Headquartered in Atlanta and Hyderabad, YuppTV offers 300+ TV channels in 15 languages: Tamil, Telugu, Hindi, Malayalam, Kannada, Marathi, Bengali, Punjabi, Oriya, Gujarati, Sinhalese, Bangla, Nepali, Urdu and English.

YuppTV allows access through 25 devices on up to six screens including gaming consoles, smart phones, and other connected devices.

Partnerships 

In July 2016, YuppTV joined hands with Mumbai-based content platform Arre to distribute content on its YuppTV Bazaar platform.
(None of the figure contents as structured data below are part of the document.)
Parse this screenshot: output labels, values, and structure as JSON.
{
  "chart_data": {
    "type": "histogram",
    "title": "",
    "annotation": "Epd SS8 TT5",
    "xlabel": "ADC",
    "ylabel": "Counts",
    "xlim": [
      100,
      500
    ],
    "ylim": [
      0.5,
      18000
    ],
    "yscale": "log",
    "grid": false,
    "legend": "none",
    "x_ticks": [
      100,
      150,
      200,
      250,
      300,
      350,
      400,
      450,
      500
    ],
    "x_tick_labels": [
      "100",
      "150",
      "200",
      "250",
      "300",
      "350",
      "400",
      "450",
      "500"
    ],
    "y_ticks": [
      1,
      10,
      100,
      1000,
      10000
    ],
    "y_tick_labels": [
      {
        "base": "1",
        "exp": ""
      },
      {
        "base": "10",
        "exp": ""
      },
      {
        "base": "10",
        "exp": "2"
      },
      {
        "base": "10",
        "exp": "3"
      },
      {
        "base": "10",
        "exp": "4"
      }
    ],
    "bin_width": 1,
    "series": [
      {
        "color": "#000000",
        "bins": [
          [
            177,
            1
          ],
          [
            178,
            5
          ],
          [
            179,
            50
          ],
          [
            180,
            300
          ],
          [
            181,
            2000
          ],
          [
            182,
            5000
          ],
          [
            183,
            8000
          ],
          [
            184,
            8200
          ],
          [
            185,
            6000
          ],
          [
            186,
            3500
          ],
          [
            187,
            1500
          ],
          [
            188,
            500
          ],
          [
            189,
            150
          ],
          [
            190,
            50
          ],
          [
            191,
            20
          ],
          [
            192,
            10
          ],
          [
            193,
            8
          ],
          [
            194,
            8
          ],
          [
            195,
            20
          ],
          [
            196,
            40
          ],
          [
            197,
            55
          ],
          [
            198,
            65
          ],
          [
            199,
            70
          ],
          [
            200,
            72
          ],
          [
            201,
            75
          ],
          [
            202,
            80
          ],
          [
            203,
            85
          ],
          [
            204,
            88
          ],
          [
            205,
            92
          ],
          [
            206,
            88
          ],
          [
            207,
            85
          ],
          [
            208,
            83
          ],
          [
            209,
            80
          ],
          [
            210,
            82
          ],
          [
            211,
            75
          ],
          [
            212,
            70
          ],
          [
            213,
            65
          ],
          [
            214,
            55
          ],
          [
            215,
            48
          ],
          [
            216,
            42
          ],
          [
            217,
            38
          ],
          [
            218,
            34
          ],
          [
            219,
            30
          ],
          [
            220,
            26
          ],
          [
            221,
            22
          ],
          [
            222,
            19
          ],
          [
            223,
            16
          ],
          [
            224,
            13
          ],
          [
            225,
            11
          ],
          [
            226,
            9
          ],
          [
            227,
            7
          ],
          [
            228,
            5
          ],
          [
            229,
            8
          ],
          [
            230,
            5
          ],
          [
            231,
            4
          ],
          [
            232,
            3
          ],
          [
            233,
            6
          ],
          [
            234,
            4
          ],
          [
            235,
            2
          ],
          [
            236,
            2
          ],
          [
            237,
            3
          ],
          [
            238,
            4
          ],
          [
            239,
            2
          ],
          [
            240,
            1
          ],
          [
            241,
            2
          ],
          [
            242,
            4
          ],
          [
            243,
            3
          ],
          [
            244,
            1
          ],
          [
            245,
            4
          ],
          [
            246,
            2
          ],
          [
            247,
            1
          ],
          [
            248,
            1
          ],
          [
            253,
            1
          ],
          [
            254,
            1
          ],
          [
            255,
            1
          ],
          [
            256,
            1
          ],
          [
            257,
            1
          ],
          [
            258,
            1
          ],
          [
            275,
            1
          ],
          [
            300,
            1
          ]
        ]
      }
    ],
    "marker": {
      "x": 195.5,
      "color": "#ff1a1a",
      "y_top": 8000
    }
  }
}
About the partnership, Arre co-founder and managing director, B. Saikumar, said, "Arre is excited to reach out to an Indian and worldwide audience through YuppTV Bazaar's OTT platform. We look forward to a long-term association with YuppTV and hope to partner on many more content offerings on YuppTV Bazaar." In March 2022, YuppTV entered into a partnership with Prasar Bharati to help the latter widen its reach.